OGH-Entscheidung vom 24.9.2019, 4 Ob 138/19a

 

Sachverhalt:

Beide Streitparteien produzieren und vertreiben Einkaufswagenlöser („Caddy Keys“). Die belgische Beklagte hat in Österreich keine Niederlassung, bot ihre Produkte aber zur Lieferung nach Österreich einer bestimmten Person bzw einem Unternehmen an. Es konnte jedoch nicht festgestellt werden, ob es auch zu Lieferungen kam. Die Website der Beklagten ist auch in deutscher Sprache abrufbar. Es werden eigene Länderversionen der Seite angeboten (zB für Deutschland, Spanien, Italien, Polen, etc), darunter ist aber keine „Österreich-Seite“.

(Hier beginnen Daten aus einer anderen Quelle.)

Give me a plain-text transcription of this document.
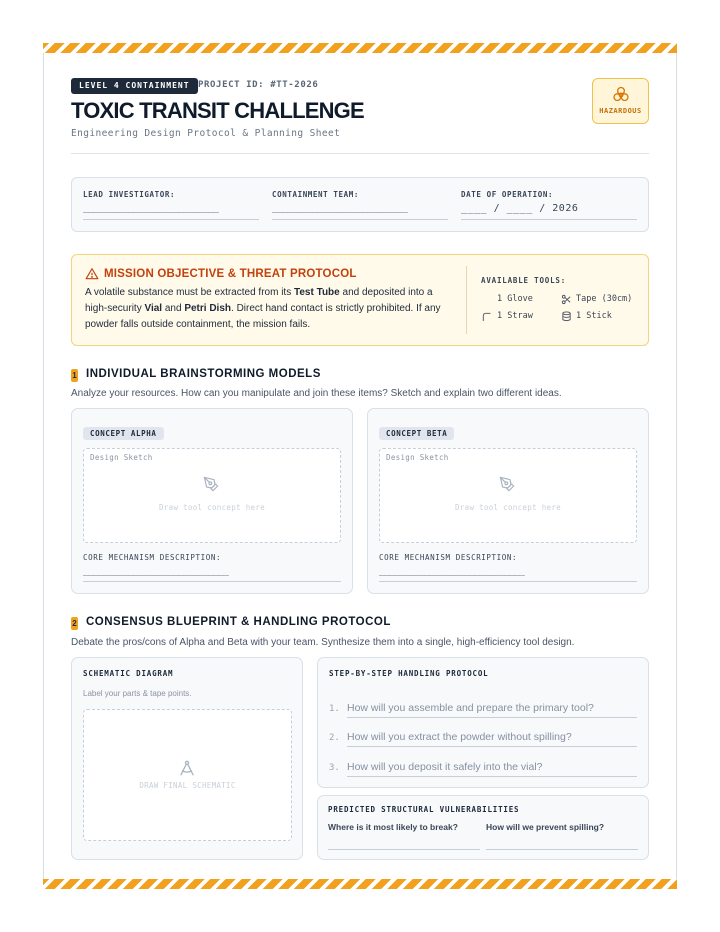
LEVEL 4 CONTAINMENT PROJECT ID: #TT-2026
TOXIC TRANSIT CHALLENGE
Engineering Design Protocol & Planning Sheet
HAZARDOUS
LEAD INVESTIGATOR:
___________________________
CONTAINMENT TEAM:
___________________________
DATE OF OPERATION:
____ / ____ / 2026
MISSION OBJECTIVE & THREAT PROTOCOL
A volatile substance must be extracted from its Test Tube and deposited into a high-security Vial and Petri Dish. Direct hand contact is strictly prohibited. If any powder falls outside containment, the mission fails.
AVAILABLE TOOLS:
1 Glove	Tape (30cm)
1 Straw	1 Stick
1 INDIVIDUAL BRAINSTORMING MODELS
Analyze your resources. How can you manipulate and join these items? Sketch and explain two different ideas.
CONCEPT ALPHA
Design Sketch
Draw tool concept here
CORE MECHANISM DESCRIPTION:
_____________________________
CONCEPT BETA
Design Sketch
Draw tool concept here
CORE MECHANISM DESCRIPTION:
_____________________________
2 CONSENSUS BLUEPRINT & HANDLING PROTOCOL
Debate the pros/cons of Alpha and Beta with your team. Synthesize them into a single, high-efficiency tool design.
SCHEMATIC DIAGRAM
Label your parts & tape points.
DRAW FINAL SCHEMATIC
STEP-BY-STEP HANDLING PROTOCOL
1. How will you assemble and prepare the primary tool?
2. How will you extract the powder without spilling?
3. How will you deposit it safely into the vial?
PREDICTED STRUCTURAL VULNERABILITIES
Where is it most likely to break?	How will we prevent spilling?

Mit ihrer ua auf Unterlassung gerichteten Klage machte die Klägerin eine Verletzung ihres Gemeinschaftsgeschmacksmusters durch die Beklagte geltend. Die Beklagte wandte die internationale Unzuständigkeit ein.

 

Entscheidung:

Das Erstgericht wies die Klage wegen internationaler Unzuständigkeit zurück. Das Rekursgericht gab dem Rekurs der Klägerin Folge und verwarf die Einrede der internationalen Unzuständigkeit. Ausgehend von dem Angebot der Beklagten, die Eingriffsgegenstände nach Österreich zu liefern, ging das Rekursgericht davon aus, dass der Beklagten ein Eingriff in den Schutzbereich des Gemeinschaftsgeschmacksmusters vorgeworfen werde. Bei einem Versendungskauf vom Ausland ins Inland liege eine Verletzungshandlung im Inland vor. Durch ihr Angebot habe die Beklagte aktiv ihre Bereitschaft bekundet, ihre Produkte nach Österreich zu liefern, wodurch eine Verletzungshandlung drohe.

Der OGH befand den Revisionsrekurs der Beklagten zur Klarstellung der Rechtslage zwar für zulässig, aber nicht berechtigt. Aus der Begründung:

Die Klägerin stützte sich auf die Anwendung des Art 82 Abs 5 GGV (GemeinschaftsgeschmacksmusterVO). Diese Bestimmung ermöglicht eine Klage am Ort der Verletzungshandlung.

Dem hier vorliegenden Fall lag das konkrete Angebot einer Lieferung der von der Beklagten erzeugten Gegenstände nach Österreich zugrunde. Der Beklagten wird daher ein aktives Verhalten vorgeworfen, das unmittelbar in den Schutzbereich der Rechte aus dem Gemeinschaftsgeschmacksmuster in Österreich eingreift.

Damit ist Grundlage der Klage eine Verletzungshandlung im Sinne des Art 19 Abs 1 GGV. Die Klage richtet sich ua gegen das rechtswidrige Verhalten des Anbietens auf dem inländischen Markt durch die Beklagte selbst. Nach Art 19 GGV kann sich der Rechteinhaber dagegen zur Wehr setzen. Gerade das dem Rechteinhaber mögliche Untersagen einer Einfuhr nach Österreich indiziert, dass bei einem grenzüberschreitenden Angebot die Verletzungshandlung in Österreich begangen wird oder dort droht. Bei einer Lieferung nach Österreich durch die Beklagte bedeutet die Belieferung auf dem österreichischen Teil der Wegstrecke jedenfalls eine Benutzungshandlung der Beklagten im Inland.

Der EuGH hat überdies erst kürzlich klargestellt, dass beim Anbieten von Waren auf einer Website an einen unbestimmten Personenkreis eine Verletzungsklage auch vor den Gerichten jenes Staats erhoben werden kann, in dem sich die Verbraucher oder Händler befinden, an die sich diese Werbung oder Verkaufsangebote richten, obwohl der Werbende die Werbehandlungen in einem anderen Mitgliedstaat getroffen hat.

Die internationale Zuständigkeit österreichischer Gerichte war daher zu bejahen.